Dans une société rationnelle, l’élimination de tous ces boulots absurdes (pas seulement ceux qui contribuent à la production ou à la vente de marchandises ridicules et non nécessaires, mais aussi ceux, beaucoup plus nombreux, qui sont impliqués directement ou indirectement dans la promotion et la protection du système marchand) réduirait les tâches nécessaires à un niveau si dérisoire (probablement moins que 10 heures par semaine) qu’on pourrait se les répartir volontairement et coopérativement, sans qu’il soit nécessaire de recourir aux stimulations économiques ou à la contrainte étatique(1).

 

Certaines actions récemment menées en France (qui, comme d’habitude, n’ont pratiquement pas été mentionnées par les médias américains) font un contraste rafraîchissant avec les appels "progressistes" en faveur de l’égalité dans l’esclavage salarié.

 

En décembre 1997 et janvier 1998, des dizaines de milliers de chômeurs ont manifesté dans des dizaines de villes françaises, occupant souvent des bureaux de l’ANPE, des CAF, des antennes Assedic, des agences des services publics (électricité, gaz...), des études d’huissiers, envahissant des magasins et restaurants chics, et investissant des supermarchés pour s’y servir gratuitement. Ce mouvement, quoique bien plus audacieux que les actions des chômeurs aux États-Unis, est resté malheureusement en grande partie sous le contrôle des associations de chômeurs officielles (dominées par le parti communiste, les partis gauchistes et les syndicats).
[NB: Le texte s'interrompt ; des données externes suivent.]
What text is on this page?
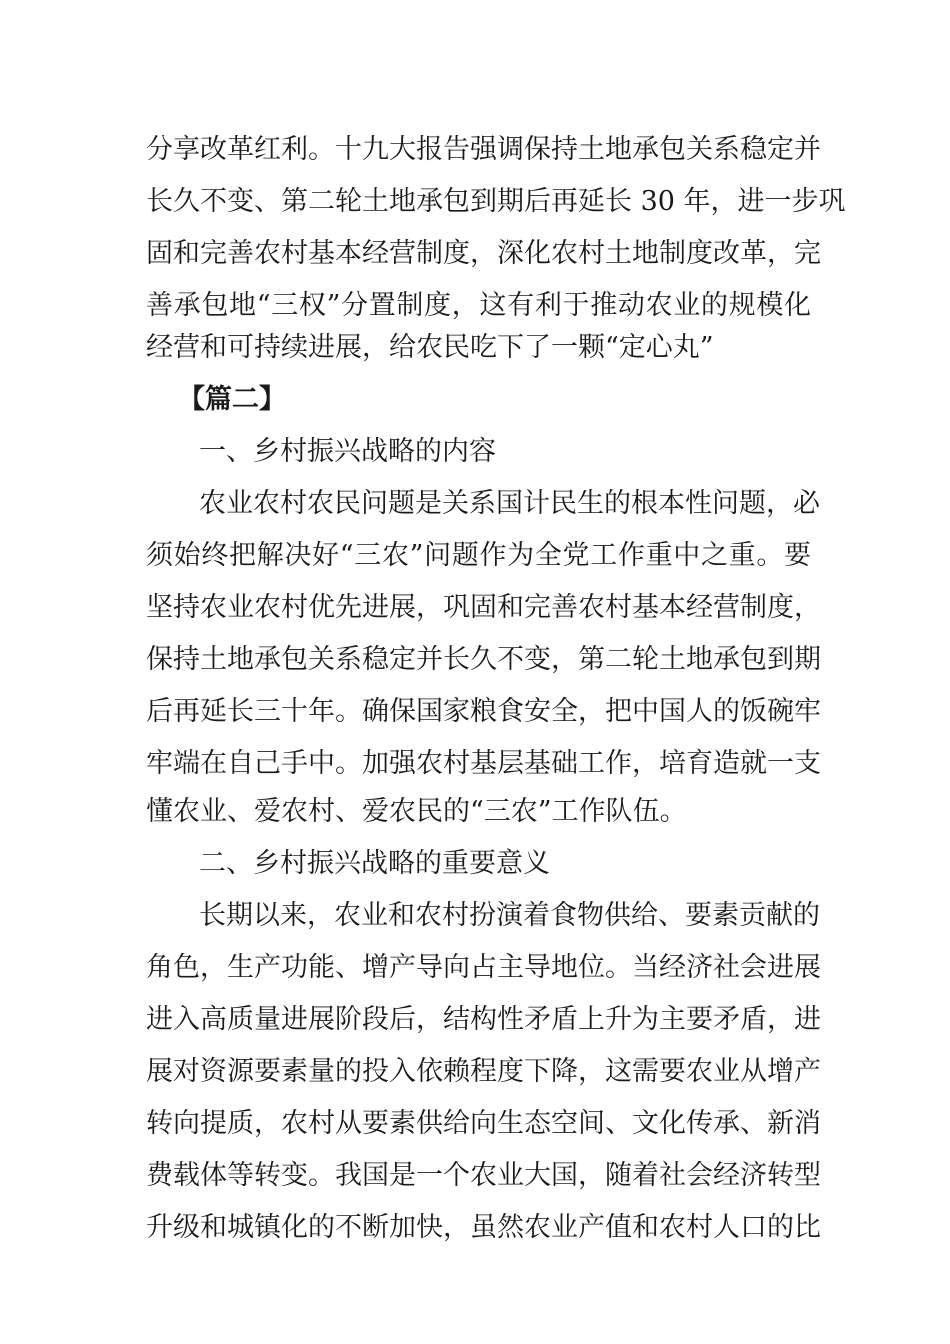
分享改革红利。十九大报告强调保持土地承包关系稳定并
长久不变、第二轮土地承包到期后再延长 30 年，进一步巩
固和完善农村基本经营制度，深化农村土地制度改革，完
善承包地“三权”分置制度，这有利于推动农业的规模化
经营和可持续进展，给农民吃下了一颗“定心丸”
【篇二】
一、乡村振兴战略的内容
农业农村农民问题是关系国计民生的根本性问题，必
须始终把解决好“三农”问题作为全党工作重中之重。要
坚持农业农村优先进展，巩固和完善农村基本经营制度，
保持土地承包关系稳定并长久不变，第二轮土地承包到期
后再延长三十年。确保国家粮食安全，把中国人的饭碗牢
牢端在自己手中。加强农村基层基础工作，培育造就一支
懂农业、爱农村、爱农民的“三农”工作队伍。
二、乡村振兴战略的重要意义
长期以来，农业和农村扮演着食物供给、要素贡献的
角色，生产功能、增产导向占主导地位。当经济社会进展
进入高质量进展阶段后，结构性矛盾上升为主要矛盾，进
展对资源要素量的投入依赖程度下降，这需要农业从增产
转向提质，农村从要素供给向生态空间、文化传承、新消
费载体等转变。我国是一个农业大国，随着社会经济转型
升级和城镇化的不断加快，虽然农业产值和农村人口的比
Cependant, nombre d’occupations ont été effectuées à l’initiative d’individus qui commençaient à se passer des porte-parole officiels: à parler et à agir pour eux-mêmes.

 

Cette tendance radicale s’est montrée particulièrement active à la mi-janvier à Paris, quand des chômeurs ont brièvement occupé la bourse de commerce et l’École normale supérieure, puis (lorsque la police les a obligés à sortir) un amphithéâtre de l’université de Jussieu. Bien que cette occupation fût évidemment tout aussi illégale que les précédentes, les autorités universitaires n’ont pas appelé la police, et des assemblées de 100­/200 participants y ont eu lieu tous les jours pendant les deux mois et demi suivants.

 

Alors que la plupart des occupations du mouvement officiel avaient été brèves, contrôlées bureaucratiquement et symboliques (destinées simplement à faire pression sur le gouvernement pour qu’il accomplisse certaines réformes), les occupants de Jussieu ont voulu créer un forum permanent pour le débat public. Ils ont ouvert leur assemblée à tout le monde, plutôt que de la limiter aux seuls chômeurs, et ont commencé à chercher des liens avec d’autres terrains.

 

Les participants se sont accordés sur deux principes de base: que les luttes soient menées de façon autonome (les partis, les syndicats et d’autres organisations hiérarchiques étaient reconnus comme les ennemis de toute lutte vraiment radicale); que le salariat soit remplacé par l’activité à la fois libre dans son contenu et auto-organisée.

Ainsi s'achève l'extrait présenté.